Trabants, Italians and DDR-Day One & Two

Arriving after a 14 hour drive we were greeted by a leather clad Dominico-an Italian from the mountains in the middle of Italy, but now living in Colonge.  He told me immediately that I had not answered to his facebook greeting because I'd seen his photo and thought "$%!* off"! Surprised, since I had replied with great curteousy, I realised very quickly here was someone who was used to the rougher side of life and expected that on a daily basis.  I was told later over wine, pasta and southern Italian songs about his bar that was right next to a nunnery that were fortunate enough to have a wild risqué display every evening on their security cameras.  Even later in the artsy Kreuzberg district, I was told about an insident outside the Colonge embassy not too long ago. Beginning to realise why this man is an essential componant in the making of this DDR documentary, I saw how reactionary people can get once placed so near to such tight control--of any kind, be it religious, state or domestic.

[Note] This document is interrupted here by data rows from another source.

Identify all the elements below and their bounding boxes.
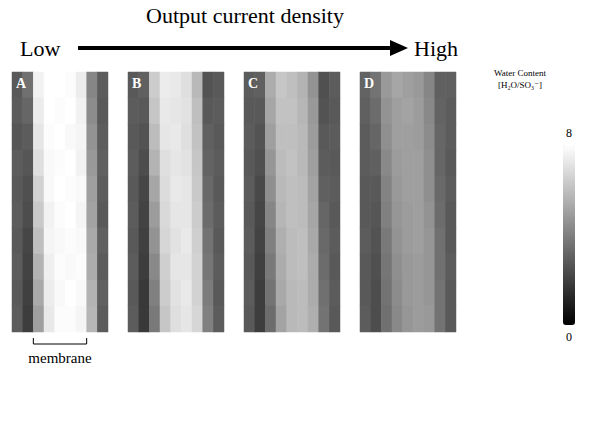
svg-text:C: C (248, 76, 258, 91)
svg-text:Water Content: Water Content (494, 68, 547, 78)
svg-text:High: High (414, 36, 458, 61)
svg-text:Low: Low (20, 36, 60, 61)
svg-text:0: 0 (566, 330, 572, 344)
svg-text:Output current density: Output current density (146, 3, 344, 28)
svg-text:membrane: membrane (28, 350, 92, 366)
svg-text:A: A (16, 76, 27, 91)
svg-text:D: D (364, 76, 374, 91)
svg-text:[H₂O/SO₃⁻]: [H₂O/SO₃⁻] (498, 80, 542, 90)
svg-text:8: 8 (566, 126, 572, 140)
svg-text:B: B (132, 76, 141, 91)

   On the way to Berlin we had stopped at the Deutsche grenze in the countryside.  Some of the iron curtain had remained in tact and had been preserved as an open air museum.  We walked inside the iron and concrete border to find pathways that were like those trapping an animal.  Many victims having successfully escaped over the first wall, were then faced with a fatal surprising and sometimes slow end.  Later the next day at the Mauer Denkmal Ruggero, my north Italian colleague who had already been shooting for a month in Berlin told me about the death of one victim who had been shot but not killed.  He would have lived if aid from either the west or east side had come.  Instead he lay trapped inbetween both sides in the grenze and bled to death.